Komünist öncü bir 10 Eylül’ün ön gününde bir kez daha karşılaştı faşist zorbalıkla. Önceden hazırlanmış liste ile düzenledikleri ev baskınlarında iki gün içinde gözaltına aldıkları sosyalistlerin sayısı 14 olmuştu. Ellerindeki listeye bakılırsa gözaltı ve tutuklama saldırıları devam edecek.
Saldırının ESP, SKM, SGDF’den HDK’ye uzanan boyutuna ve kapsadığı illere baktığımızda faşist diktatörlüğün yine epey hazırlık yaptığı, mesai tükettiği görülüyor. Muhtemelen yine „bitirdik, belini kırdık, yok ettik” diyeceklerdi. Komünistleri susturacak, sindireceklerdi. Ve bununla devrimci harekete „ESP, SKM gibi fazla ileri gitmeyin” diyeceklerdi.
Ama hevesleri daha ilk günde kursaklarında kaldı. Sosyalistler bu türden saldırıları nasıl ki her defasında dimdik ayakta karşıladılarsa, şimdide öyle oldu. Türkiye ve Kürdistan’dan Avrupa’ya kadar her alanda „Umut Dimdik Ayakta” şiarının sadece bir slogan değil, sosyalistlerin bir duruşunu ifade ettiğini bir kez daha dostta, düşmanda gördü.
10 Eylül iradesine saldıran faşizmin bu iradeyi kıramayacağı, gözaltı ve tutuklamalarla bırakalım sindirmeyi, sosyalistlerin öfkesini daha büyüttüğüne tanık olduk.

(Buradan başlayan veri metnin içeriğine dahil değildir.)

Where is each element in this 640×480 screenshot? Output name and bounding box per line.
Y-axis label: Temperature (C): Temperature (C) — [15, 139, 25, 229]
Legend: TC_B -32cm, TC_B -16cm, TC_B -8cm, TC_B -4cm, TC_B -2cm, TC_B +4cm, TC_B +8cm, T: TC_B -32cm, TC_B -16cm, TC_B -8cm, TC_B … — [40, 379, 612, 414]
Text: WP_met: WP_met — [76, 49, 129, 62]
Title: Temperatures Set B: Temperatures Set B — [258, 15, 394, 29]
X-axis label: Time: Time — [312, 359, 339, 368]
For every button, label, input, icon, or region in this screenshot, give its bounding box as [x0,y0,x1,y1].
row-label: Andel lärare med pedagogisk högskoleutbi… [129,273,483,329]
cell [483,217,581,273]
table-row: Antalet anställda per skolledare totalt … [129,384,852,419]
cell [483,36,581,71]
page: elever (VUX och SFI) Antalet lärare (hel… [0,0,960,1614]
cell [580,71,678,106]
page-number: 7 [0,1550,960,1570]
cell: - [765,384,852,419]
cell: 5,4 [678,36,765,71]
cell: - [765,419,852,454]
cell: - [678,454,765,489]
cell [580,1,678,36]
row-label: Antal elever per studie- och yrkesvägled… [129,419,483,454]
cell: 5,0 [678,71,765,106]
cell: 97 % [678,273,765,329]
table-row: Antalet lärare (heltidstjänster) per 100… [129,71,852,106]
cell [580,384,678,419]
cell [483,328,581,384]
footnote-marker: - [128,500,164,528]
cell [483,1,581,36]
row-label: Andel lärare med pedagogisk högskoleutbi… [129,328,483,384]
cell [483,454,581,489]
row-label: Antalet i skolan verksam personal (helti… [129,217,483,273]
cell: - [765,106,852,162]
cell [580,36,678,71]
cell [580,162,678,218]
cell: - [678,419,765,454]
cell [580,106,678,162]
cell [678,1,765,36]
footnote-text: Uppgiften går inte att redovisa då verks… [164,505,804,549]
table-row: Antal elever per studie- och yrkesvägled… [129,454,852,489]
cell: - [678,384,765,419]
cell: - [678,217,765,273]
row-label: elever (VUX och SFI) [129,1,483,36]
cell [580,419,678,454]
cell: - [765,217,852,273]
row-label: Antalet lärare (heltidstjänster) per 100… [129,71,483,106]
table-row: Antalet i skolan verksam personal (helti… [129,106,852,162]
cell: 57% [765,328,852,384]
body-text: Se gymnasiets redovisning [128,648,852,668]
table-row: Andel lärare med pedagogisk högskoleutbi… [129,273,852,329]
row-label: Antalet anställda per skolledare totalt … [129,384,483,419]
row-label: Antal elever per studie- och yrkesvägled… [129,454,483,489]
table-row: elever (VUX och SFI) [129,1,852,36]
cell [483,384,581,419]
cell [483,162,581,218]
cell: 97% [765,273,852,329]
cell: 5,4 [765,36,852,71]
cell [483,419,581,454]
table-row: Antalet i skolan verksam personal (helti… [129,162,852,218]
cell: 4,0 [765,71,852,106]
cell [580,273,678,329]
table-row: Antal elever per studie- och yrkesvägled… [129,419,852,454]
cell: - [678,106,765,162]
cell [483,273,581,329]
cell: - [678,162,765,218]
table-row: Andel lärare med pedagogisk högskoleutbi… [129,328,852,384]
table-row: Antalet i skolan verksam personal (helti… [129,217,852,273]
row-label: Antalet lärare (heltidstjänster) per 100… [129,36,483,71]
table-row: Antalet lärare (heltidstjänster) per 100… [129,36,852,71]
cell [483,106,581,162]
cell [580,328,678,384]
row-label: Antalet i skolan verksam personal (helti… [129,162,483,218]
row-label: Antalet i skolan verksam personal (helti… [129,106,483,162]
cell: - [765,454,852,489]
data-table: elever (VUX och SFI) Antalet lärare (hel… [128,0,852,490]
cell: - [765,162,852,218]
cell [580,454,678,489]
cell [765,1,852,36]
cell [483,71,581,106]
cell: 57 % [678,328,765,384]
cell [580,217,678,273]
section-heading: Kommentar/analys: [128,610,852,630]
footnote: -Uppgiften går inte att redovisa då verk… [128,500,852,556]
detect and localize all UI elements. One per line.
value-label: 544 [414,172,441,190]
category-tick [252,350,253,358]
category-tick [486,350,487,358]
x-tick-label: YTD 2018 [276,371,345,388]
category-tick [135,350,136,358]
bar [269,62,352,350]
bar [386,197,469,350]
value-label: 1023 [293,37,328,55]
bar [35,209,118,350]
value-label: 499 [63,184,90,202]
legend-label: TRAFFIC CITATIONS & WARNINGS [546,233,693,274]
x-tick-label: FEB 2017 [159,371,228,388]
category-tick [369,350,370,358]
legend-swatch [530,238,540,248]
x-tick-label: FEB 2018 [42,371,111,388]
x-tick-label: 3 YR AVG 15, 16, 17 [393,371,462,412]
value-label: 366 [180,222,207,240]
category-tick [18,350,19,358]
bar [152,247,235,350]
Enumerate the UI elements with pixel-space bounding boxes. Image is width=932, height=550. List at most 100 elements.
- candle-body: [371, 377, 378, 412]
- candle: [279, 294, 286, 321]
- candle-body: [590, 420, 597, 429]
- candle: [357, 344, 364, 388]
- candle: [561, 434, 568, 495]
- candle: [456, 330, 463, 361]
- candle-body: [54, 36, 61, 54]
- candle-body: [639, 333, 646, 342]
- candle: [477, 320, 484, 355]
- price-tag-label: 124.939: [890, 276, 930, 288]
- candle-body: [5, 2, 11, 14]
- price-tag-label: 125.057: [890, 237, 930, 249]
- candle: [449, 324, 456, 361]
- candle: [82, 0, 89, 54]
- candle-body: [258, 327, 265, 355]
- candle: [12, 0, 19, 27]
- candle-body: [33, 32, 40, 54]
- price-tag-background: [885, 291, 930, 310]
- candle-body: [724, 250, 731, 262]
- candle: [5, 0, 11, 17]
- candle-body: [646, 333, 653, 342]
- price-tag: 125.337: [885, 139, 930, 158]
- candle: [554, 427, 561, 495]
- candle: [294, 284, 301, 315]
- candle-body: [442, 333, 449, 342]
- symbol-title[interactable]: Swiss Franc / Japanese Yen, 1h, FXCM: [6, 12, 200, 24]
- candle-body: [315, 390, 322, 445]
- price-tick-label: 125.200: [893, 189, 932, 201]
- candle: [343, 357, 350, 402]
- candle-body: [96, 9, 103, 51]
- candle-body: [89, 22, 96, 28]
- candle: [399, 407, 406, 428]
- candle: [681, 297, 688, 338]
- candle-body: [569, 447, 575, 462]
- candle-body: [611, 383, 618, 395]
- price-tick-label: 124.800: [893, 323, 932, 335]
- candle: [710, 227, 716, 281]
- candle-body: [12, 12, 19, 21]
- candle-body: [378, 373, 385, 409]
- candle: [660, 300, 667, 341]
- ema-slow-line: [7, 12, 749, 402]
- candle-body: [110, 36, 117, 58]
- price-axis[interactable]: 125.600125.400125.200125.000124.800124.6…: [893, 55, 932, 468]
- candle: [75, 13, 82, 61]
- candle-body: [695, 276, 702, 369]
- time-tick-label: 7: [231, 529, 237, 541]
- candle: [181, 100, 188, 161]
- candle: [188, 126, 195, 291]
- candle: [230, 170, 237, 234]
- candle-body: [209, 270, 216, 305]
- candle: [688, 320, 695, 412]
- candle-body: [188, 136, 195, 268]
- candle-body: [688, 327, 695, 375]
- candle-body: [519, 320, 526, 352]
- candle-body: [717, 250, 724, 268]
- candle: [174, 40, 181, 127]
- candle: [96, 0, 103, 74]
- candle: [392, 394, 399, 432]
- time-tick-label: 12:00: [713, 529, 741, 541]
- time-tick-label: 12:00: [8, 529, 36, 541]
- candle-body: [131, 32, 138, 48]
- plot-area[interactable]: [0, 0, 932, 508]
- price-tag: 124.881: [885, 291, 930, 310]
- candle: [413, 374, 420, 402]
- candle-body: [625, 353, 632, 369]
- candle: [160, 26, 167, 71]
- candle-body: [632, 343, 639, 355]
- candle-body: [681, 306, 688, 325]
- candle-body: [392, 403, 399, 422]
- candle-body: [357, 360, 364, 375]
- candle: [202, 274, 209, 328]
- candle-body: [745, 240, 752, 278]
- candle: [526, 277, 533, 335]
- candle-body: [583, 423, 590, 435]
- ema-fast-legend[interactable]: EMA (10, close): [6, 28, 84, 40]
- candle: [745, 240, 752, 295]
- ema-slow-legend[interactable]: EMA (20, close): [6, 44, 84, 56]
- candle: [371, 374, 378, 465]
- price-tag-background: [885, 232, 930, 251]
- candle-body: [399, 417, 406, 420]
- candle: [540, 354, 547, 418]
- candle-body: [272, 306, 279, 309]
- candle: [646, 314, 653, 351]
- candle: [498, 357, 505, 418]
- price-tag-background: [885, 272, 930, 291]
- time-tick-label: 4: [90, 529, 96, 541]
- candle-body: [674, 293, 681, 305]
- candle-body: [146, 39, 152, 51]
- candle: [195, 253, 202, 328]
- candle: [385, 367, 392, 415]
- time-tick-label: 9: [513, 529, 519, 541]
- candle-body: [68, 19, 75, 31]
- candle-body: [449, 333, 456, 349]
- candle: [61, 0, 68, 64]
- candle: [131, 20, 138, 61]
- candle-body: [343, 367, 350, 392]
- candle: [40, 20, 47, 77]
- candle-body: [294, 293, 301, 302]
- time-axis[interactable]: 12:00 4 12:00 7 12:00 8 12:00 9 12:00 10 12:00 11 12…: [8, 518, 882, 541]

ESP ve SKM’ye yapılan saldırıya karşı Avrupa ülkelerinde anında tepki göstermek, sosyalistlerin boyun eğmeyen duruşunu Avrupa kamuoyuna taşımaları açısından önemliydi. Saldırının olduğu 7 Eylül’de yapılan açıklamalar ve 8 Eylül’de birçok kentte yapılan eylemler ve eylemleri birçok dost devrimci gücün de sahiplenmesi, faşizme karşı birleşik mücadele açısından değerlidir.
Böylesi özgün süreçlerde her komünist bulunduğu alandan hemen politik refleks göstermeli, beklemecilik ve ertelemeciliğe düşmemelidir. Öncü duruş, kendine güveni ve zor görüneni başarmaktır. Sayısız defa kanıtlanmış olan Che’nin “Gerçekçi ol, imkansızı iste” sözü tamda böylesi anlar içindir.
10 Eylül’ler yaklaştıkça yapılan bu saldırılar, faşizmin 10 Eylül ruhundan ve iradesinden ne kadar korktuğunu göstermektedir. Komünistler her saldırıdan dimdik çıktıkça, onların da korkuları büyüyecektir. Bu seferde öyle olacaktır. Çünkü 10 Eylül, devrimci ve sosyalist amaçlarını, devrimci ölümsüzlerin ideallerini her zaman kendisinden yüksekte tutan, en ağır koşullarda bile devrimci amaçlarına ve ideallerine sıkıca bağlı kalan, fedaice mücadelede ısrar eden; yaralarını sararak, hesap sorarak, hesap sorma bilinç ve tutkusunu bileyen bir iradedir.
Hep söylenir, her dönemin kendine özgü koşullarında kim nerede duruyor, ne yapıyor diye. Faşist diktatörlüğün yoğun saldırılarına karşı durmak ve mücadele ısrar etmek bedel ödemeyi gerektiriyor. Baran yoldaşın deyimiyle “bedel kapılarından geçerek” mücadeleyi sürdürenler, bugün ve yarın için dövüşmektedirler. Bugün kabuklarına çekilenler, korkuya teslim olanlar ise, sadece bugününü değil, yarınını da kaybetmektedirler.
Devrimci amaç ve ideallere bağlılık, insanlığa açlık, yoksulluk, acı ve ıstıraptan başka bir şey vermeyen, doğayı ve iklimi kâr uğruna tahrip ederek insanlığı yeni hastalıklarla, virüslerle karşı karşıya getiren, gençliği geleceksiz bırakan, kadın düşmanı bu erkek egemen kapitalist barbarlık düzenini yerle bir etmek için, her bir komünistin, devrimcinin kendisini kolektifin ve devrimin ihtiyaçlarına göre konumlandırmasını gerektirmektedir.
Gün, devrimci görevlere daha fazla sarılmak, örgütlü mücadeleyi daha fazla sahiplenme ve umudu büyütme günüdür.
26. mücadele yılında öncüye ve onu bugünlere taşıyan ölümsüzlere bir kez daha selam olsun!